While we prepared to arrive in Embassytown on what he called our honeymoon, Scile searched the libraries in Charo City. With my help he tried to tap into immerser-lore about the place and its inhabitants, and finally when we arrived he hunted in our own archives in Embassytown, but he found nothing systematic on his topic. That made him happy.
“Why’s no one written on it before?” I asked him.
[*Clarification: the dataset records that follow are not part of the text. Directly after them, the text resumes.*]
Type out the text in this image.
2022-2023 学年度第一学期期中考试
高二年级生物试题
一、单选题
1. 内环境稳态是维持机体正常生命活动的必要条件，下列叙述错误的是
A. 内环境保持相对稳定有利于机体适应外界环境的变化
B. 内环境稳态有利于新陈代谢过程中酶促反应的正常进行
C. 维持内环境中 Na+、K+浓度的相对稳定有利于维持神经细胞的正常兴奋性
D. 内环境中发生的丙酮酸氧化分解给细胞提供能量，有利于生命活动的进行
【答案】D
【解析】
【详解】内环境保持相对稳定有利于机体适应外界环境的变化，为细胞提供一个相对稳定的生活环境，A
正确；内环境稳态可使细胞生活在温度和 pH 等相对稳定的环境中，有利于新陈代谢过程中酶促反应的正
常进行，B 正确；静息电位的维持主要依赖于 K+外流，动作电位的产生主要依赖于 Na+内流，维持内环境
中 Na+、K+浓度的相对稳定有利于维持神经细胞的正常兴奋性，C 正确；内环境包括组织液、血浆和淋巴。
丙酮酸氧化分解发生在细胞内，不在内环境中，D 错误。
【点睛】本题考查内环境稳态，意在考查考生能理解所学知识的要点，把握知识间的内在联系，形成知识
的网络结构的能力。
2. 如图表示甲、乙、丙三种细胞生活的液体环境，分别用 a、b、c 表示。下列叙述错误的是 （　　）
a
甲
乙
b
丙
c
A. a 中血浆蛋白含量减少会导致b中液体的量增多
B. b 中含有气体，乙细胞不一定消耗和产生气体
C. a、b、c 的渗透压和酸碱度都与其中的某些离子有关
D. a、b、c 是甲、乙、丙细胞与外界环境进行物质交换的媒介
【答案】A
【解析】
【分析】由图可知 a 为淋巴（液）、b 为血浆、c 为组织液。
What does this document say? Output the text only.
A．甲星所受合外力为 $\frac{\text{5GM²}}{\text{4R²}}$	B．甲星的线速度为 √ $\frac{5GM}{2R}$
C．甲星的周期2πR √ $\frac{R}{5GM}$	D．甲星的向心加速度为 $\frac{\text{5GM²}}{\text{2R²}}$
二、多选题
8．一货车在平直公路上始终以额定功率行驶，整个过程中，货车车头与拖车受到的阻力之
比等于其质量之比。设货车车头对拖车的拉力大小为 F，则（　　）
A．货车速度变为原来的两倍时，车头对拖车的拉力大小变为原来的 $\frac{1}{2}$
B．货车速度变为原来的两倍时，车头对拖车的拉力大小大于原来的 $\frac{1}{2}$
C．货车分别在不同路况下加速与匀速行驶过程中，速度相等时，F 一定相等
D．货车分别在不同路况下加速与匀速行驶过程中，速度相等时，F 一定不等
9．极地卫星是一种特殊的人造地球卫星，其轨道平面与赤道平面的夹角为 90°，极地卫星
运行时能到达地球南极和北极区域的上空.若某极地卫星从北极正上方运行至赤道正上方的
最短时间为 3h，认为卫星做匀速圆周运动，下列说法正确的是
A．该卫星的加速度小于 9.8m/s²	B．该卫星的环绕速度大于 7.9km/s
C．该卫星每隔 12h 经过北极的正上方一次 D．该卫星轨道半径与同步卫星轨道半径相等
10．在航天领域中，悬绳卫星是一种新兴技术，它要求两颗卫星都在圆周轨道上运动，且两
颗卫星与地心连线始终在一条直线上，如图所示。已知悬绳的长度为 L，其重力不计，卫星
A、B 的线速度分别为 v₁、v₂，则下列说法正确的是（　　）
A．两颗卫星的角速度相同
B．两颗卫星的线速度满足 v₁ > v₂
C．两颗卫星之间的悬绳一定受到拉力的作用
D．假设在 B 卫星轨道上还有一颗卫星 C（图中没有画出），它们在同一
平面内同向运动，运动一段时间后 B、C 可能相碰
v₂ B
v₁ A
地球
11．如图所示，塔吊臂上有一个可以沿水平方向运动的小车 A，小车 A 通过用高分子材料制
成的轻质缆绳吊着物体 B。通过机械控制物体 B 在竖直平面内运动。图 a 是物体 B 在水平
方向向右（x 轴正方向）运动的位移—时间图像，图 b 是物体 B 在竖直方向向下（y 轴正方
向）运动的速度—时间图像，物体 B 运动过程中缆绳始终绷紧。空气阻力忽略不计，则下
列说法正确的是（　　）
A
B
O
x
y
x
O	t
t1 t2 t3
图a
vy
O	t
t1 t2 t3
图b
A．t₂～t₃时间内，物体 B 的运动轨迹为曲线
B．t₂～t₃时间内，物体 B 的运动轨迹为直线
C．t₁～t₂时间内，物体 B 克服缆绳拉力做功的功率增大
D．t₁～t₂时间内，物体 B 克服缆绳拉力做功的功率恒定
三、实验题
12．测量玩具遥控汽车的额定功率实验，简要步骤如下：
“No one comes here,” he said. “It’s too far. It’s—no offence—stuck out in the middle of nowhere.”
“Lord, none taken.”
“And dangerous nowhere, as well. Plus Bremen red tape. And to be honest, none of it makes much sense, anyway.”
“The language?”
“Yes. Language.”
Embassytown had its own linguists, but most, carta-denied if they even bothered to apply, were scholars in the abstract. They learned and taught Old and New French, Mandarin, Panarabic, spoke them to each other as exercises like others played chess. Some learned exot languages, to the extent that physiology allowed. The local Pannegetch forgot their native languages when they learned our Anglo-Ubiq, but five Kedis languages and three Shur’asi dialects were spoken in Embassytown, four and all of which respectively we could approximate.
Local linguists didn’t work on the language of the Hosts. Scile, though, was unaffected by our taboos.